Перед штурмовиками и их офицерами он всегда старается выступать в позе народного комиссара. В политике он придает большое значение силе, слишком большое в сравнении с левыми. Но среди правых он с самого начала самый видный антимилитарист, если под милитаризмом понимать передачу политики в руки военщины. Он видит в армии главное орудие политики, но только орудие, не более того. На этой почве возникло непримиримое принципиальное разногласие между ним и Ремом, ставшим впоследствии начальником его штурмовых отрядов; это разногласие было преодолено на деле благодаря аполитичности Рема.

У Гитлера нет твердой воли. Многочисленные свидетельства окружающих его людей, его политических партнеров, подчеркивают в нем недостаток самообладания, истеричность. Даже в частной беседе истерические взрывы внезапно сменяются жалким лепетом, как только собеседник переходит в наступление, задает вопросы, переносит спор на почву фактов. Худший из всех игроков, Гитлер не в состоянии спокойно встретить поражение и предвосхищает поражение уже в безобидной форме вопроса на неприятную тему. Как одержимый он по самым ничтожным поводам беснуется в своем бюро, мечется из комнаты в комнату; из-за запропастившейся стенограммы своей последней речи – а его последняя речь всегда самое крупное событие – он в состоянии обещать надавать пощечин своим старейшим сотрудникам. Это – слишком впечатлительный человек, которого более холодные товарищи – а кто не будет в таких случаях более холоден? – не раз с позором осаживают. И тем не менее он все же проводит свою далеко не твердую волю. Проводит ее благодаря своей голове.

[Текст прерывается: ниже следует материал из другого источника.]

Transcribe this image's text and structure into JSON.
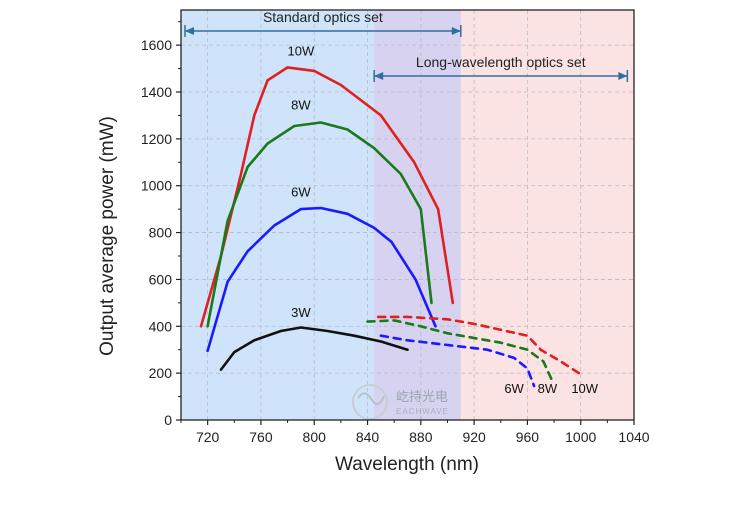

Противники, которые его недооценивают, – а таковы почти все его противники, – считают его человеком инстинкта, который благодаря своему проникновению ясновидца в тайны народной души всегда умеет найти слова, обеспечивающие успех, совершенно вне зависимости от того, правильны ли они по существу. Это суждение противников в высшей степени легкомысленно по отношению к человеку, характер которого в достаточной мере открыт для общественной критики. Несмотря на все свое искусство, Гитлер вначале нередко проваливался перед своими слушателями; он сам рассказывает об этом в своей книге. Как и всем ораторам, ему пришлось подучиться, чтобы иметь успех; правда, он скоро справился с этим и овладел рутиной, которая требуется от оратора. Но инстинкт?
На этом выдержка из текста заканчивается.